TEMOIGNAGEGrèce: «Les Grecs ne sont pas devenus des gauchistes radicaux en deux ans»

Grèce: «Les Grecs ne sont pas devenus des gauchistes radicaux en deux ans»

TEMOIGNAGENatalia, une traductrice grecque de 34 ans, livre ses impressions sur la prise de pouvoir de Syriza...
TOPSHOTS Alexis Tsipras salue la foule après la proclamation de la victoire du parti de gauche Syriza, le 25 janvier à Athènes
TOPSHOTS Alexis Tsipras salue la foule après la proclamation de la victoire du parti de gauche Syriza, le 25 janvier à Athènes - Aris Messinis AFP
Nicolas Beunaiche

Propos recueillis par Nicolas Beunaiche

Dimanche, Natalia n’a pas voté Syriza. Mais la victoire du parti d’Alexis Tsipras n’a pas pour autant laissé de marbre cette traductrice de 34 ans, qui se définit comme une «gauchiste pragmatique». Depuis Athènes, elle livre ses impressions sur ce tournant dans la politique grecque :

«Dimanche, je me suis décidée au dernier moment. Avant d’aller voter, j’avais entendu parler de sondages sortie des urnes disant que Syriza était bien parti pour former un gouvernement seul. Or je préfère justement un gouvernement de coalition, parce que cela permet à différentes opinions de s’exprimer et aux compromis de se former. J’avais donc exclu de mes options Syriza, pour la raison que je viens d’évoquer, et Nouvelle Démocratie, parce que je crois qu’ils ont échoué à mettre en œuvre des réformes structurelles assurant un réel développement. Comme je ne pourrais jamais voter pour un parti d’extrême droite, le choix était restreint. J’ai voté pour To Potami (La Rivière), un parti modéré.

»Désormais, je suis très curieuse de voir comment les choses vont évoluer ces deux prochains mois. Avoir un vrai gouvernement de gauche en Grèce, qui ne soit pas socialiste de centre-gauche, est un choix très «imaginatif» de la part de l’électorat. C’est la première fois pour la gauche grecque et cela signifie beaucoup pour mon pays. On en a vu un aperçu lors de la cérémonie d’investiture de Tsipras: c’est le premier chef de gouvernement que je vois prêter serment politiquement, et pas religieusement. La sémantique est très importante, compte tenu des interconnexions historiques entre l’Etat grec et la religion.

«Ce qui se passe ici n’est pas une “révolution”.»

»La coalition Syriza-Grecs indépendants est toutefois très étrange. D’abord parce que Syriza a beaucoup de sièges par rapport au second, et puis parce que les Grecs indépendants sont trop à droite. C’est ironique et contradictoire! J’espère quand même un changement de mentalité, une approche plus humaine, pensée pour la population. Je souhaite que Syriza abandonne sa vision populiste pré-électorale et se mette au travail. Je ne comprends pas bien ce qu’ils veulent faire… Cela ne me semble pas réaliste.

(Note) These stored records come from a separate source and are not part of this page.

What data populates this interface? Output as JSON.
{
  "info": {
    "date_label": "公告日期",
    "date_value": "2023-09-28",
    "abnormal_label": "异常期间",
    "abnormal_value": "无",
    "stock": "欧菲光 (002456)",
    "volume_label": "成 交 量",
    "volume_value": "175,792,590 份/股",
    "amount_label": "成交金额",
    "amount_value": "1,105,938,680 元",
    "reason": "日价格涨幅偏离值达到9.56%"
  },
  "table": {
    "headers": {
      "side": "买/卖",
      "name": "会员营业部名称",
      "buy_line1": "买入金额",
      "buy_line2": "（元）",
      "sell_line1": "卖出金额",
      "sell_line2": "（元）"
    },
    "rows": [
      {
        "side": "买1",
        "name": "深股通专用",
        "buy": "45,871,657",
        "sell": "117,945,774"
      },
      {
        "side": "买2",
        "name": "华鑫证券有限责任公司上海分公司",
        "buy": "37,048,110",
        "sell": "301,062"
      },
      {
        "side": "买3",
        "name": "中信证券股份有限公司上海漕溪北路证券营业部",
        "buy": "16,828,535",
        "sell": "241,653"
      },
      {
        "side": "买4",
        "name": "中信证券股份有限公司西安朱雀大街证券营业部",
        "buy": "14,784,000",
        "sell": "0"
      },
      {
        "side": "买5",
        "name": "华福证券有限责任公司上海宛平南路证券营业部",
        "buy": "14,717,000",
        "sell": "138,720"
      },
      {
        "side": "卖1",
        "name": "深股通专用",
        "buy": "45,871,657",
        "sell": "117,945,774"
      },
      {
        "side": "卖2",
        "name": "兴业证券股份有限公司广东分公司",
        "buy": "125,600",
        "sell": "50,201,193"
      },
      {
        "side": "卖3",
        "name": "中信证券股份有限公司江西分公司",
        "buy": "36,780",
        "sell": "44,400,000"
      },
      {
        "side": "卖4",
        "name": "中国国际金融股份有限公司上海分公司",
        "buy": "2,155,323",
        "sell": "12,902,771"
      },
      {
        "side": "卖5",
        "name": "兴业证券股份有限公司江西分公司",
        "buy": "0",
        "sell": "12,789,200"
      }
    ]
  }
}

Par exemple, augmenter les pensions, c’est bien, mais est-ce que c’est faisable?

»Ce qui se passe ici n’est pas une “révolution”. Le gouvernement a certes changé, mais il faut plus à une société pour changer. Le problème de la Grèce n’est pas que financier, il est bien plus profond et les solutions ne nous seront pas servies sur un plateau d’argent. Je pense que les Grecs voulaient envoyer un message de protestation, de déception, de réaction à l’égard de l’austérité. Ils veulent espérer. Je ne crois pas qu’ils soient devenus des gauchistes radicaux en deux ans.»